Tuesday, June 22, 2004

Moral shaping

La Belle sends this link:

In another study, Dr. Michelle Duffy, a psychologist in the University of Kentucky business school, is following 177 hospital workers. At the beginning of the study, the employees answered detailed questions about their work and relationships with managers. They also took a test of moral disengagement, a measure of people's sensitivity to others, for example, their views on the appropriateness of jokes, put-downs and coldness toward colleagues.

Fear in the Workplace: The Bullying Boss
By BENEDICT CAREY
Researchers are turning their attention to the bullies of the workplace.
...

Six months later, the workers took the same test again. Those who worked for bosses they found intimidating had become less sensitive, according to a preliminary reading of the responses. Those who worked for managers whom they perceived as supportive or fair, Dr. Duffy said, scored the same or better.

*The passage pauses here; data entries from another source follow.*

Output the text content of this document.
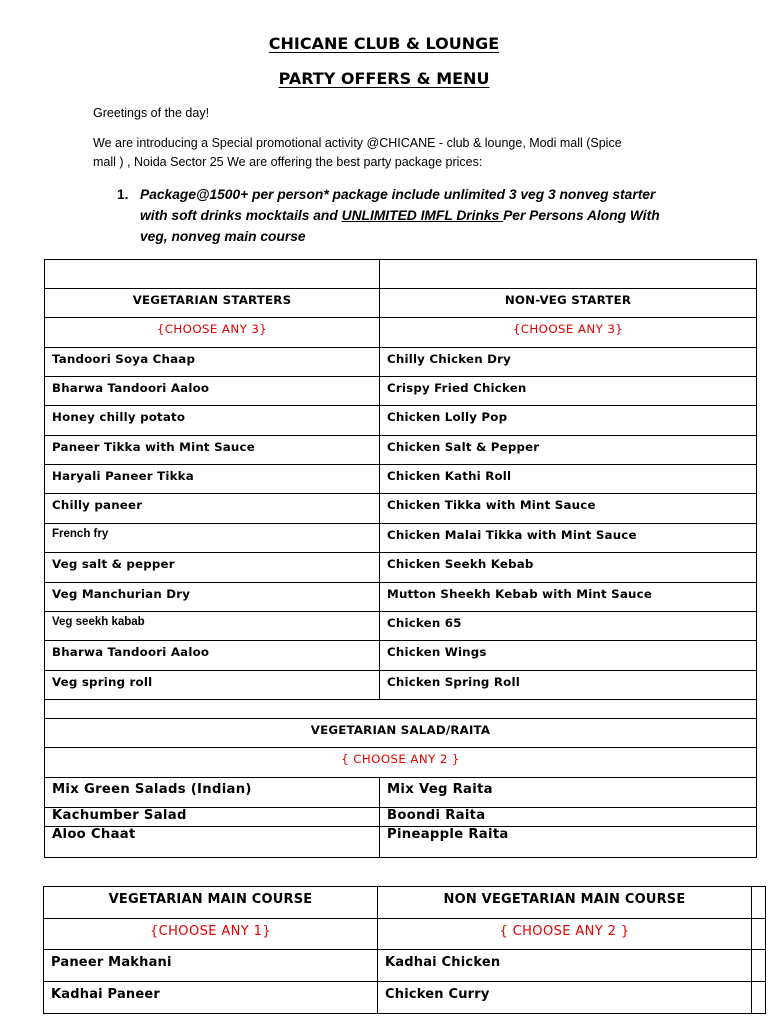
CHICANE CLUB & LOUNGE
PARTY OFFERS & MENU
Greetings of the day!
We are introducing a Special promotional activity @CHICANE - club & lounge, Modi mall (Spice
mall ) , Noida Sector 25 We are offering the best party package prices:
1. Package@1500+ per person* package include unlimited 3 veg 3 nonveg starter
with soft drinks mocktails and UNLIMITED IMFL Drinks Per Persons Along With
veg, nonveg main course

VEGETARIAN STARTERS	NON-VEG STARTER
{CHOOSE ANY 3}	{CHOOSE ANY 3}
Tandoori Soya Chaap	Chilly Chicken Dry
Bharwa Tandoori Aaloo	Crispy Fried Chicken
Honey chilly potato	Chicken Lolly Pop
Paneer Tikka with Mint Sauce	Chicken Salt & Pepper
Haryali Paneer Tikka	Chicken Kathi Roll
Chilly paneer	Chicken Tikka with Mint Sauce
French fry	Chicken Malai Tikka with Mint Sauce
Veg salt & pepper	Chicken Seekh Kebab
Veg Manchurian Dry	Mutton Sheekh Kebab with Mint Sauce
Veg seekh kabab	Chicken 65
Bharwa Tandoori Aaloo	Chicken Wings
Veg spring roll	Chicken Spring Roll

VEGETARIAN SALAD/RAITA	
{ CHOOSE ANY 2 }	
Mix Green Salads (Indian)	Mix Veg Raita
Kachumber Salad	Boondi Raita
Aloo Chaat	Pineapple Raita
VEGETARIAN MAIN COURSE	NON VEGETARIAN MAIN COURSE	
{CHOOSE ANY 1}	{ CHOOSE ANY 2 }	
Paneer Makhani	Kadhai Chicken	
Kadhai Paneer	Chicken Curry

"It looks like if there's a strong leader in the group, then that person's behavior is contagious," she said. And if that leader is nasty, "this moral disengagement spreads like a germ."

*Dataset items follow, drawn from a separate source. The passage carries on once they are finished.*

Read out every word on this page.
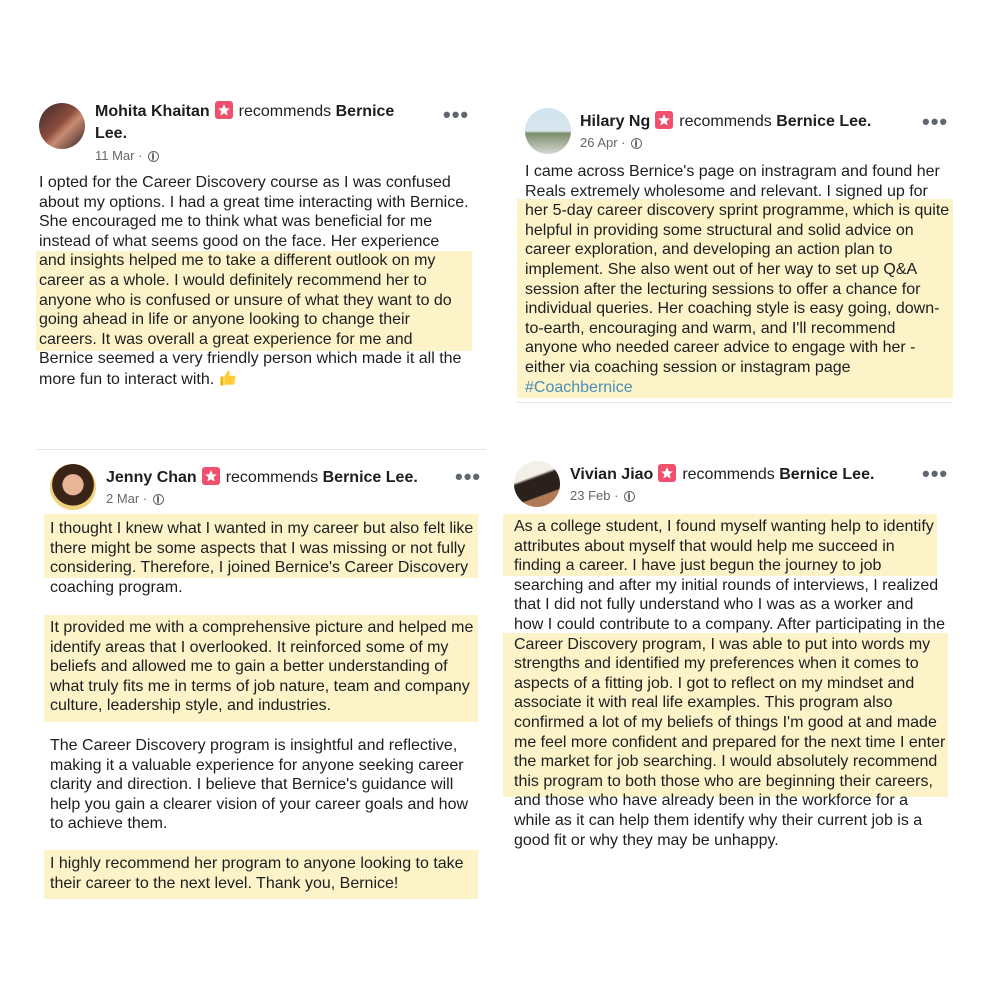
Mohita Khaitan recommends Bernice
Lee.
11 Mar ·
•••
I opted for the Career Discovery course as I was confused about my options. I had a great time interacting with Bernice. She encouraged me to think what was beneficial for me instead of what seems good on the face. Her experience and insights helped me to take a different outlook on my career as a whole. I would definitely recommend her to anyone who is confused or unsure of what they want to do going ahead in life or anyone looking to change their careers. It was overall a great experience for me and Bernice seemed a very friendly person which made it all the more fun to interact with.
Hilary Ng recommends Bernice Lee.
26 Apr ·
•••
I came across Bernice's page on instragram and found her Reals extremely wholesome and relevant. I signed up for her 5-day career discovery sprint programme, which is quite helpful in providing some structural and solid advice on career exploration, and developing an action plan to implement. She also went out of her way to set up Q&A session after the lecturing sessions to offer a chance for individual queries. Her coaching style is easy going, down-to-earth, encouraging and warm, and I'll recommend anyone who needed career advice to engage with her - either via coaching session or instagram page #Coachbernice
Jenny Chan recommends Bernice Lee.
2 Mar ·
•••
I thought I knew what I wanted in my career but also felt like there might be some aspects that I was missing or not fully considering. Therefore, I joined Bernice's Career Discovery coaching program.
It provided me with a comprehensive picture and helped me identify areas that I overlooked. It reinforced some of my beliefs and allowed me to gain a better understanding of what truly fits me in terms of job nature, team and company culture, leadership style, and industries.
The Career Discovery program is insightful and reflective, making it a valuable experience for anyone seeking career clarity and direction. I believe that Bernice's guidance will help you gain a clearer vision of your career goals and how to achieve them.
I highly recommend her program to anyone looking to take their career to the next level. Thank you, Bernice!
Vivian Jiao recommends Bernice Lee.
23 Feb ·
•••
As a college student, I found myself wanting help to identify attributes about myself that would help me succeed in finding a career. I have just begun the journey to job searching and after my initial rounds of interviews, I realized that I did not fully understand who I was as a worker and how I could contribute to a company. After participating in the Career Discovery program, I was able to put into words my strengths and identified my preferences when it comes to aspects of a fitting job. I got to reflect on my mindset and associate it with real life examples. This program also confirmed a lot of my beliefs of things I'm good at and made me feel more confident and prepared for the next time I enter the market for job searching. I would absolutely recommend this program to both those who are beginning their careers, and those who have already been in the workforce for a while as it can help them identify why their current job is a good fit or why they may be unhappy.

Maybe it really is a germ.

So now, think of your home, and take another look at your relationship to your kids, eh? Because there isn't going to be any effective change anywhere else. As an old boss in a San Francisco law firm used to say, "You can't legislate morals."

And maybe this is a good time to have another look at Stan Goff's Hold on to Your Humanity.

....but hey, do what you want....you will anyway.